Re-center creativity in organizational structure
One of Chapek’s highly publicized moves has already been reversed in the days since his departure. Early in the former CEO’s tenure, he instituted the Disney Media and Entertainment Distribution (DMED) division, which moved from Iger’s model of per-division budget decisioning power to a centralized entity run by Kareem Daniel, chairman of DMED. In an internal memo sent Monday night, Iger announced he would undo Chapek’s restructuring to resemble what it had been before the creation of DMED, which included the exit of Daniel.
“It is my intention to restructure things in a way that honors and respects creativity as the heart and soul of who we are,” wrote Iger. He also wrote that Chairmen Dana Walden, Alan Bergman, Jimmy Pitaro and Chief Financial Officer Christine McCarthy, would “work together on the design of a new structure that puts more decision-making back in the hands of our creative teams and rationalizes costs,” noting that he would not entirely dissolve DMED.
Maintain goodwill with advertisers
Simulmedia Founder and CEO Dave Morgan thinks that in the short term, there will be few changes for advertisers considering the high level of the executive swap.
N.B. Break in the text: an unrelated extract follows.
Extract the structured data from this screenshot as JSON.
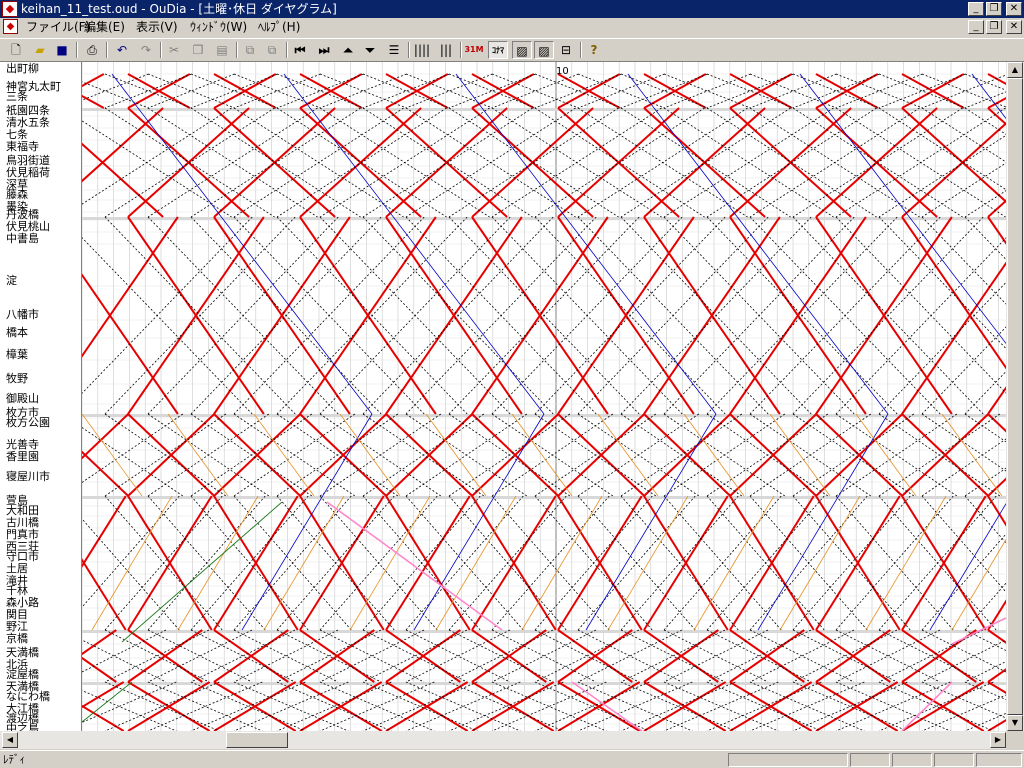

If anything, Morgan said Iger holds greater confidence with advertisers than Chapek.
“[Disney’s] sales leadership—they are people that were recruited and promoted by Iger,” said Morgan. “What’s unusual here is that they won’t skip a beat.”
Pivot Disney’s business for the future
What Morgan said will be the larger implications of Iger’s second outing will be how he pivots the business moving forward. “That’s what the board of investors are worrying about,” said Morgan. “They’re less concerned about some of the small-dollar mistakes in the last year and a half than they are, ‘Is this the person who’s going to make the right decisions on these six or seven really big things that are going to determine our long term future in this business?’”
Morgan said those decisions likely start with the fate of Hulu. Should Disney try to buy out Comcast’s minority share in the streamer? Among other key strategic issues, according to Morgan, are the potential return to pre-pandemic theatrical release windowing, crossing over streaming and ABC broadcast channels and perhaps the purchase of a smaller entertainment entity, such as Paramount or Warner Bros. Discovery.